What other works seem similar to this one? If I were more broadly read, I might be capable of responding. I suppose it's every author's conceit to believe that their work is the first work ever created that fully qualifies as non-derivative, that is, not crafted under the inspiration of any previously published work. I also suppose that it's another part of every author's conceit to find unreadable any book remotely comprable, thereby sealing their sense of utter uniqueness. Perhaps this work will spawn a wholly new category, one previously undeclared for lack of a single exemplar. Maybe, but probably not. I leave this conversation with the imperative that I must find some way to classify my work, a subtle double bind if ever I'd been tangled up in one.

Then I remembered a friend who teaches library science at a prestigious university. Maybe I could invite him to classify this work for me. I ask and he quickly agrees. I will, of course, retain the insulant right to reject his conclusion, but I'll probably choose to not exercise that right. I feel enormously relieved and a little disturbed. I'm questioning categories now. The Library of Congress maintains unarguably the finest book classification system ever devised. They also maintain the largest book collection ever assembled in the history of the world, so it follows that they've devised the finest central organizing principle. One quite literally needs the assistance of a librarian to navigate using it. Your municipal library employs a much simpler system, one depending upon broader categories, perhaps better suited to their much smaller collection. In the Library of Congress, locating the target classification is key. Identify a specific index number and the user will gain access to everything: fiction, non-fiction, fantasy, young adult fiction, mystery, … relating to that subject. In the municipal library, you'll have to scan the stacks and hope for the best.

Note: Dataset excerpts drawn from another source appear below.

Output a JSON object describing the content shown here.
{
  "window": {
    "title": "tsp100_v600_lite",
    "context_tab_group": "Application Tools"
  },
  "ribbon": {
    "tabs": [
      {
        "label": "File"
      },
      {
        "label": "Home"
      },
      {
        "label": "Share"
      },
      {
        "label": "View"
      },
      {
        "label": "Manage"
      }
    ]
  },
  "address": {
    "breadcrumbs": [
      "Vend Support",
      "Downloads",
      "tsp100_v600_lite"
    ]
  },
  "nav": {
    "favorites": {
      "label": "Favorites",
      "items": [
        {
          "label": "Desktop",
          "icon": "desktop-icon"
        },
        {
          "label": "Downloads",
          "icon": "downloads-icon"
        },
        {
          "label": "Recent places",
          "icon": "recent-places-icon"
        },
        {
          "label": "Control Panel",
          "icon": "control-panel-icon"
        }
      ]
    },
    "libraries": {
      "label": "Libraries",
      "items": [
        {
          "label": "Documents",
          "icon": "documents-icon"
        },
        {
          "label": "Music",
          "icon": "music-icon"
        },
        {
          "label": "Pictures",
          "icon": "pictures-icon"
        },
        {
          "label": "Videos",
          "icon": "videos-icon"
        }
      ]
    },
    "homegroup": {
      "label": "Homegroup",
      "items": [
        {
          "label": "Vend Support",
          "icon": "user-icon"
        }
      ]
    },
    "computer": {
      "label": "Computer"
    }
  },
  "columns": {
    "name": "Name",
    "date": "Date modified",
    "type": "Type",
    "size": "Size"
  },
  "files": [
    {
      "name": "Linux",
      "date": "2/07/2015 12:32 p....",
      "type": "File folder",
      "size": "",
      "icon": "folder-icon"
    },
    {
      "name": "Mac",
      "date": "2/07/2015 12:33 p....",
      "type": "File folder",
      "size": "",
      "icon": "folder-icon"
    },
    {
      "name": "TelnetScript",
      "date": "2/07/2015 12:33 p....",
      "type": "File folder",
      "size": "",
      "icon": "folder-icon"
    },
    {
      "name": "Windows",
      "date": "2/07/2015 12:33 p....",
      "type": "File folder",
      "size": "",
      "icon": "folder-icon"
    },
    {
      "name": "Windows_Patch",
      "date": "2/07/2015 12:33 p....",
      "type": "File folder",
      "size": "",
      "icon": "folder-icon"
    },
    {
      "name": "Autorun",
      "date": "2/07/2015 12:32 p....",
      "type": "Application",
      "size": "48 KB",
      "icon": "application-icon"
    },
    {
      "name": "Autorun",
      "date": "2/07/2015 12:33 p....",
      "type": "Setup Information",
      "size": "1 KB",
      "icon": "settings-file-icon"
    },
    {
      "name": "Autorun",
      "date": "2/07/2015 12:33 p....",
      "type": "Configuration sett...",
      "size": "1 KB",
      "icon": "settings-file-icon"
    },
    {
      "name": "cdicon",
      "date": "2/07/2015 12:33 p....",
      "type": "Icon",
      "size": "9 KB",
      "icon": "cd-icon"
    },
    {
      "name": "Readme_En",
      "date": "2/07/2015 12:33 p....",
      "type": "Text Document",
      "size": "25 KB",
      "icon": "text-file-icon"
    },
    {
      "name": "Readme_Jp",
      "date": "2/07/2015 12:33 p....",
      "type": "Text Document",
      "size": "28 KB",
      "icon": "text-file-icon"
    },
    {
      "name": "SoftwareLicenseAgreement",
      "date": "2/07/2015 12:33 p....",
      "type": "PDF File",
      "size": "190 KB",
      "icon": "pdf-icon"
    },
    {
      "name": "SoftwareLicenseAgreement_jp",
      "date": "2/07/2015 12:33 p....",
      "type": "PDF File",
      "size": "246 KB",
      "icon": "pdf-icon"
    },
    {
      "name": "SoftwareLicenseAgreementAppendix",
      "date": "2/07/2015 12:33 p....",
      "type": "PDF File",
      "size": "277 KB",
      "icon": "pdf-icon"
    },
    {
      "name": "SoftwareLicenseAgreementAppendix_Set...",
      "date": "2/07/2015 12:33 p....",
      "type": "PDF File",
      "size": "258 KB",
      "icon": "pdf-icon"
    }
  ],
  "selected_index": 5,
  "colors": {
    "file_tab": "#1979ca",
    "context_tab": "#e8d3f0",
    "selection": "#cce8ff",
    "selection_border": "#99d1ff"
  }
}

I imagine some HUGE box store of the future requiring every shopper to classify themselves as a precondition for entering the store. Some will be able to quickly explain their presence there. Others, real shoppers for instance, might hold little more than a vague notion of where they want to go and what they might purchase. They'll know it when they see it and come prepared to browse. For these folks, categories hold little attraction. They could care less whether the mastic gets displayed adjacent to the bathroom tile. For the contractor whose job is stalled needing supplies, ease of locating a specific item becomes paramount. For me, in the local library, I check to see what's new and what's set aside as possible treasured finds. I almost never creep through the stacks. I rely upon a tacit third level of categorization, synchronicity. If a book's on a stand atop the Staff Picks table or displayed along the Lucky Day wall, it might catch my attention. My curiosity might encourage me to pick it up. I might then borrow the damned thing without ever once checking to see what genre or category it was classified under, a primary attribute to publishers and librarians but not to authors and readers.

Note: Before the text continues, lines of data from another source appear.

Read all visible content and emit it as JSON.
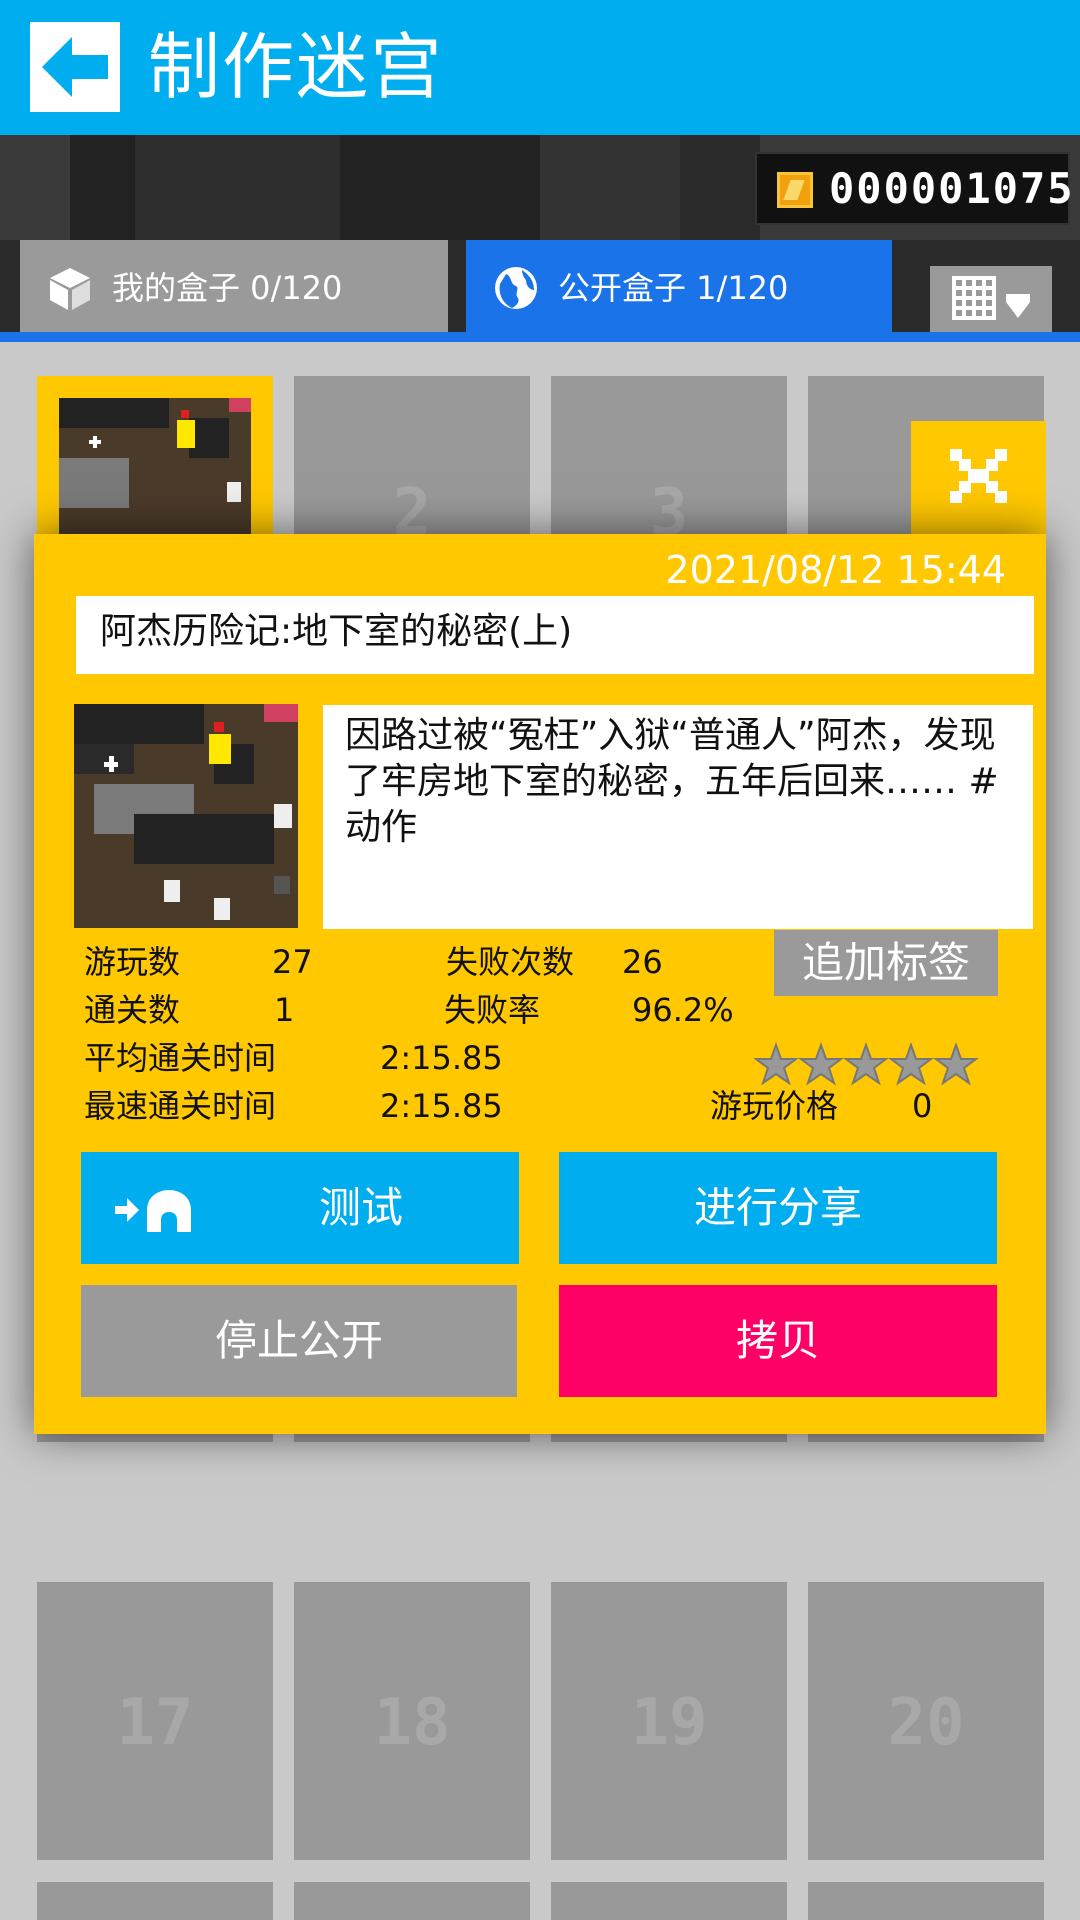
{
  "header": {
    "title": "制作迷宫",
    "back_icon": "back-arrow-icon"
  },
  "coins": {
    "value": "000001075",
    "icon": "coin-icon"
  },
  "tabs": [
    {
      "label": "我的盒子 0/120",
      "icon": "cube-icon",
      "active": false
    },
    {
      "label": "公开盒子 1/120",
      "icon": "globe-icon",
      "active": true
    }
  ],
  "grid_button": {
    "icon": "grid-view-dropdown-icon"
  },
  "grid": {
    "visible_numbers": [
      "2",
      "3",
      "17",
      "18",
      "19",
      "20"
    ]
  },
  "detail": {
    "date": "2021/08/12 15:44",
    "name": "阿杰历险记:地下室的秘密(上)",
    "description": "因路过被“冤枉”入狱“普通人”阿杰，发现了牢房地下室的秘密，五年后回来…… #动作",
    "add_tag_label": "追加标签",
    "stats": {
      "plays_label": "游玩数",
      "plays_value": "27",
      "fails_label": "失败次数",
      "fails_value": "26",
      "clears_label": "通关数",
      "clears_value": "1",
      "fail_rate_label": "失败率",
      "fail_rate_value": "96.2%",
      "avg_time_label": "平均通关时间",
      "avg_time_value": "2:15.85",
      "best_time_label": "最速通关时间",
      "best_time_value": "2:15.85",
      "price_label": "游玩价格",
      "price_value": "0"
    },
    "rating": {
      "stars_filled": 0,
      "stars_total": 5
    },
    "buttons": {
      "test": "测试",
      "share": "进行分享",
      "stop_public": "停止公开",
      "copy": "拷贝"
    }
  },
  "colors": {
    "accent_blue": "#00adee",
    "tab_blue": "#1a73e8",
    "modal_yellow": "#ffc800",
    "copy_pink": "#ff0066",
    "gray": "#9a9a9a"
  }
}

I asked the late Philip Kerr, author of the Berlin Noir series, how he determined what his readers wanted. He replied that he'd not spent a moment of his professional life thinking about that. His novels were classified as Detective Novels, though several of them hardly qualified as such. His range included history, romance, and at least another dozen sub-classifications. He's remembered as a masterful mystery writer, though his readers recall his extraordinary writing ability. He told stories well. Whether those stories were factual or fictional never mattered to this reader. That they could cast that curious spell mattered most. I wonder if it might be possible to categorize books by their ability to cast that spell.